Susannah Constantine – en azından sonradan bakıldığında – daha az hazır. Bugün en çok İngiliz TV programı What Not to Wear’da moda uzmanı olarak tanınan, kendi itirafına göre, Glenconner’ınkinden farklı olmayan bir hayat yaşayan bir “Sloane Ranger” idi – ama 30 yıl sonra. KESİNLİKLE HİÇBİR ŞEYE HAZIR (Resimli, 368 s., Hachette, 30 Dolar) hem bir dizi anekdottur – genellikle eğlenceli, sık sık yıldızlarla dolu, düzenli olarak müstehcen – ve cri de coeur yazarı, kendi sözleriyle, evlilik dışında herhangi bir şeye “çok az hazırlıklı” bırakan bir sisteme karşı.

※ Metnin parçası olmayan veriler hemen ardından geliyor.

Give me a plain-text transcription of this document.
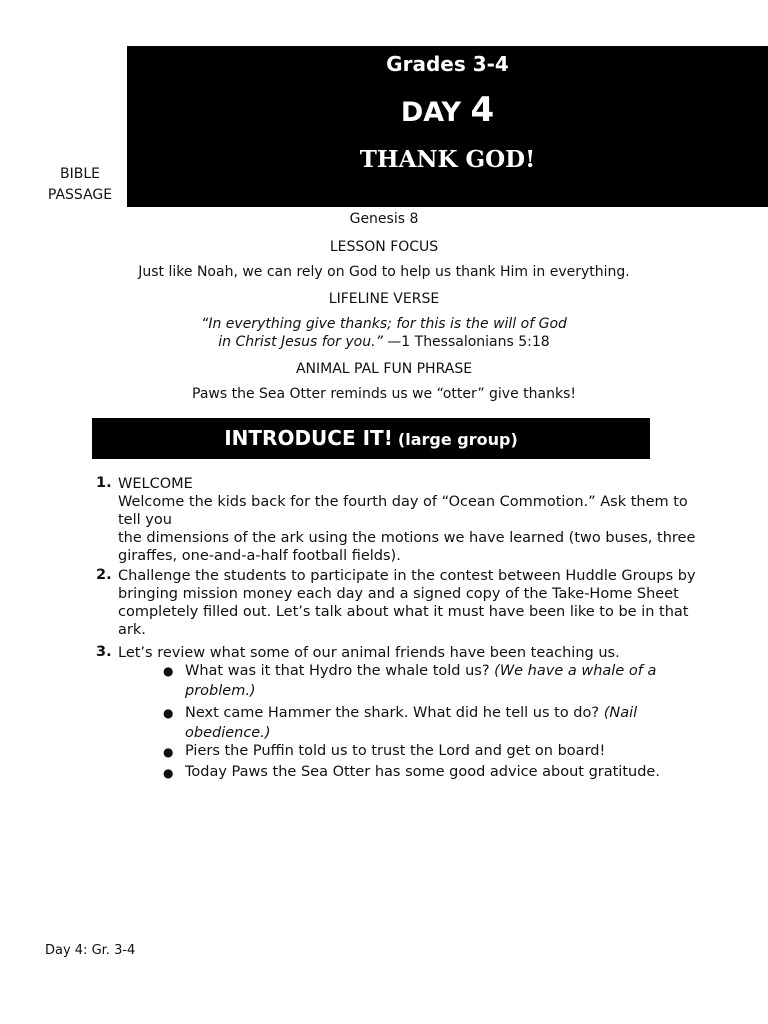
Grades 3-4
DAY 4
THANK GOD!
BIBLE
PASSAGE
Genesis 8
LESSON FOCUS
Just like Noah, we can rely on God to help us thank Him in everything.
LIFELINE VERSE
“In everything give thanks; for this is the will of God
in Christ Jesus for you.” —1 Thessalonians 5:18
ANIMAL PAL FUN PHRASE
Paws the Sea Otter reminds us we “otter” give thanks!
INTRODUCE IT! (large group)
1. WELCOME
Welcome the kids back for the fourth day of “Ocean Commotion.” Ask them to
tell you
the dimensions of the ark using the motions we have learned (two buses, three
giraffes, one-and-a-half football fields).
2. Challenge the students to participate in the contest between Huddle Groups by
bringing mission money each day and a signed copy of the Take-Home Sheet
completely filled out. Let’s talk about what it must have been like to be in that
ark.
3. Let’s review what some of our animal friends have been teaching us.
● What was it that Hydro the whale told us? (We have a whale of a
problem.)
● Next came Hammer the shark. What did he tell us to do? (Nail
obedience.)
● Piers the Puffin told us to trust the Lord and get on board!
● Today Paws the Sea Otter has some good advice about gratitude.
Day 4: Gr. 3-4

Constantine, Batı Londra ve Lincolnshire arasında, en iyi arkadaşları ve komşularına kıyasla zengin ve müreffeh, inanılmaz derecede zengin bir dük ve düşes olarak büyüdü. Çekici annesi alkolizmden (kızına miras kalacak bir hastalık) ve psikiyatrik sorunlardan muzdaripti; babası karışmak istemedi. Konstantin, zamanını hiçbirinin üniversiteye gitmesi beklenmeyen soyluların kızları için bir yatılı okulda geçirdikten sonra, Konstantin kız kardeşinin okulu bitirme kaderinden kurtuldu. Bunun yerine, Paris’te sekreterlik okulu, Montessori öğretmen eğitimi veya cordon bleu sınıfları arasında seçim yapmasına izin verildi.

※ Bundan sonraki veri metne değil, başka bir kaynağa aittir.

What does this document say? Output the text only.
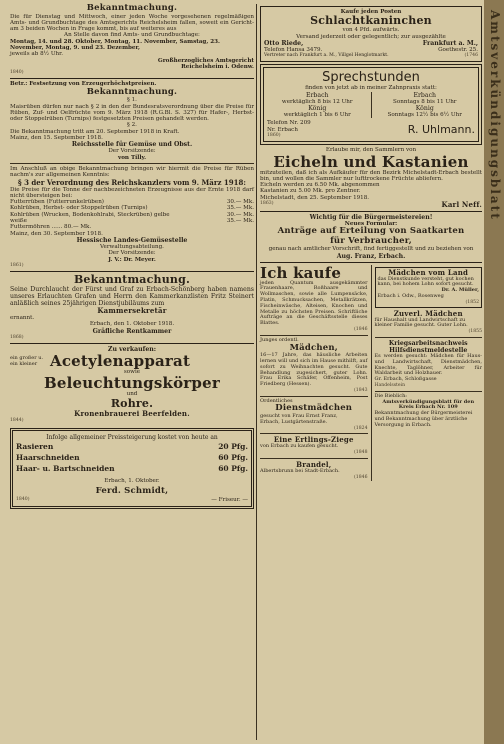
Amtsverkündigungsblatt

Bekanntmachung.

Die für Dienstag und Mittwoch, einer jeden Woche vorgesehenen regelmäßigen Amts- und Grundbuchtage des Amtsgerichts Reichelsheim fallen, soweit ein Gericht- am 3 beiden Wochen in Frage kommt, bis auf weiteres aus

An Stelle davon find Amts- und Grundbuchtage:

Montag, 14. und 28. Oktober, Montag, 11. November, Samstag, 23. November, Montag, 9. und 23. Dezember,

jeweils ab 8½ Uhr.

Großherzogliches Amtsgericht

Reichelsheim i. Odenw.

1840)

Betr.: Festsetzung von Erzeugerhöchstpreisen.

Bekanntmachung.

§ 1.

Maisrüben dürfen nur nach § 2 in den der Bundesratsverordnung über die Preise für Rüben, Zuf- und Oelfrüchte vom 9. März 1918 (R.G.Bl. S. 327) für Hafer-, Herbst- oder Stoppelrüben (Turnips) festgesetzten Preisen gehandelt werden.

§ 2.

Die Bekanntmachung tritt am 20. September 1918 in Kraft.

Mainz, den 15. September 1918.

Reichsstelle für Gemüse und Obst.

Der Vorsitzende:

von Tilly.

Im Anschluß an obige Bekanntmachung bringen wir hiermit die Preise für Rüben nachm's zur allgemeinen Kenntnis:

§ 3 der Verordnung des Reichskanzlers vom 9. März 1918:

Die Preise für die Tonne der nachbezeichneten Erzeugnisse aus der Ernte 1918 darf nicht übersteigen bei:

Futterrüben (Futterrunkelrüben)	30.— Mk.
Kohlrüben, Herbst- oder Stoppelrüben (Turnips)	35.— Mk.
Kohlrüben (Wrucken, Bodenkohlrabi, Steckrüben) gelbe	30.— Mk.
weiße	35.— Mk.

Futtermöhren ...... 80.— Mk.

Mainz, den 30. September 1918.

Hessische Landes-Gemüsestelle

Verwaltungsabteilung.

Der Vorsitzende:

J. V.: Dr. Meyer.

1861)

Bekanntmachung.

Seine Durchlaucht der Fürst und Graf zu Erbach-Schönberg haben namens unseres Erlauchten Grafen und Herrn den Kammerkanzlisten Fritz Steinert anläßlich seines 25jährigen Dienstjubiläums zum

Kammersekretär

ernannt.

Erbach, den 1. Oktober 1918.

Gräfliche Rentkammer

1868)

Zu verkaufen:

ein großer u.

ein kleiner Acetylenapparat

sowie

Beleuchtungskörper

und

Rohre.

Kronenbrauerei Beerfelden.

1844)

Infolge allgemeiner Preissteigerung kostet von heute an

Rasieren	20 Pfg.
Haarschneiden	60 Pfg.
Haar- u. Bartschneiden	60 Pfg.

Erbach, 1. Oktober.

Ferd. Schmidt,

1840)	— Friseur. —

Kaufe jeden Posten

Schlachtkaninchen

von 4 Pfd. aufwärts.

Versand jederzeit oder gelegentlich; zur ausgezählte

Otto Riede,	Frankfurt a. M.,
Telefon Hansa 3479.	Goethestr. 25.
Vertreter nach Frankfurt a. M., Villgel Henglotmarkt.	(1746

Sprechstunden

finden von jetzt ab in meiner Zahnpraxis statt:

Erbach

werktäglich 8 bis 12 Uhr

König

werktäglich 1 bis 6 Uhr

Erbach

Sonntags 8 bis 11 Uhr

König

Sonntags 12½ bis 6½ Uhr

Telefon Nr. 209

Nr. Erbach

1860)	R. Uhlmann.

Erlaube mir, den Sammlern von

Eicheln und Kastanien

mitzuteilen, daß ich als Aufkäufer für den Bezirk Michelstadt-Erbach bestellt bin, und wollen die Sammler nur lufttrockene Früchte abliefern.

Eicheln werden zu 6.50 Mk. abgenommen

Kastanien zu 5.00 Mk. pro Zentner.

Michelstadt, den 25. September 1918.

1863)	Karl Neff.

Wichtig für die Bürgermeistereien!

Neues Formular:

Anträge auf Erteilung von Saatkarten

für Verbraucher,

genau nach amtlicher Vorschrift, find fertiggestellt und zu beziehen von

Aug. Franz, Erbach.

Ich kaufe

jeden Quantum ausgekämmter Frauenhaare, Roßhaare und Wollmaschen, sowie alle Lumpensäcke, Platin, Schmucksachen, Metallkrätzen, Fischeinwäsche, Alteisen, Knochen und Metalle zu höchsten Preisen. Schriftliche Aufträge an die Geschäftsstelle dieses Blattes.

(1846

Junges ordentl.

Mädchen,

16—17 Jahre, das häusliche Arbeiten lernen will und sich im Hause mithilft, auf sofort zu Weihnachten gesucht. Gute Behandlung zugesichert, guter Lohn. Frau Erika Schäfer, Offenheim, Post Friedberg (Hessen).

(1843

Ordentliches

Dienstmädchen

gesucht von Frau Ernst Franz,

Erbach, Lustgärtenstraße.

(1824

Eine Ertlings-Ziege

von Erbach zu kaufen gesucht.

(1848

Brandel,

Albertsbrunn bei Stadt-Erbach.

(1846

Mädchen vom Land

das Dienstkunde versteht, gut kochen kann, bei hohem Lohn sofort gesucht.

Dr. A. Müller,

Erbach i. Odw., Rosenweg

(1852

Zuverl. Mädchen

für Haushalt und Landwirtschaft zu kleiner Familie gesucht. Guter Lohn.

(1855

Kriegsarbeitsnachweis

Hilfsdienstmeldestelle

Es werden gesucht: Mädchen für Haus- und Landwirtschaft, Dienstmädchen, Knechte, Taglöhner, Arbeiter für Waldarbeit und Holzhauer.

Gr. Erbach, Schloßgasse

Handelsstein

Die Bieblich:

Amtsverkündigungsblatt für den Kreis Erbach Nr. 109

Bekanntmachung der Bürgermeisterei und Bekanntmachung über ärztliche Versorgung in Erbach.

“Çalışmayı hiç düşünmediğimden değil,” diyor alayla. “Ama bunu kendimi finansal olarak destekleme ihtiyacıyla bir tutmadım. Teoride cevap bu olacak olan evlenmek dışında hiçbir şey elde edemedim; hayatın tüm sorunlarının çözümü.” Bu arada, tıpkı onlar gibi, hermetik bir akran çemberinde ortalıkta dolanıyordu: 1980’lerin Bright Young Things’inin “kaygısız sınıfı”, geleceğin pek çok saray mensubu.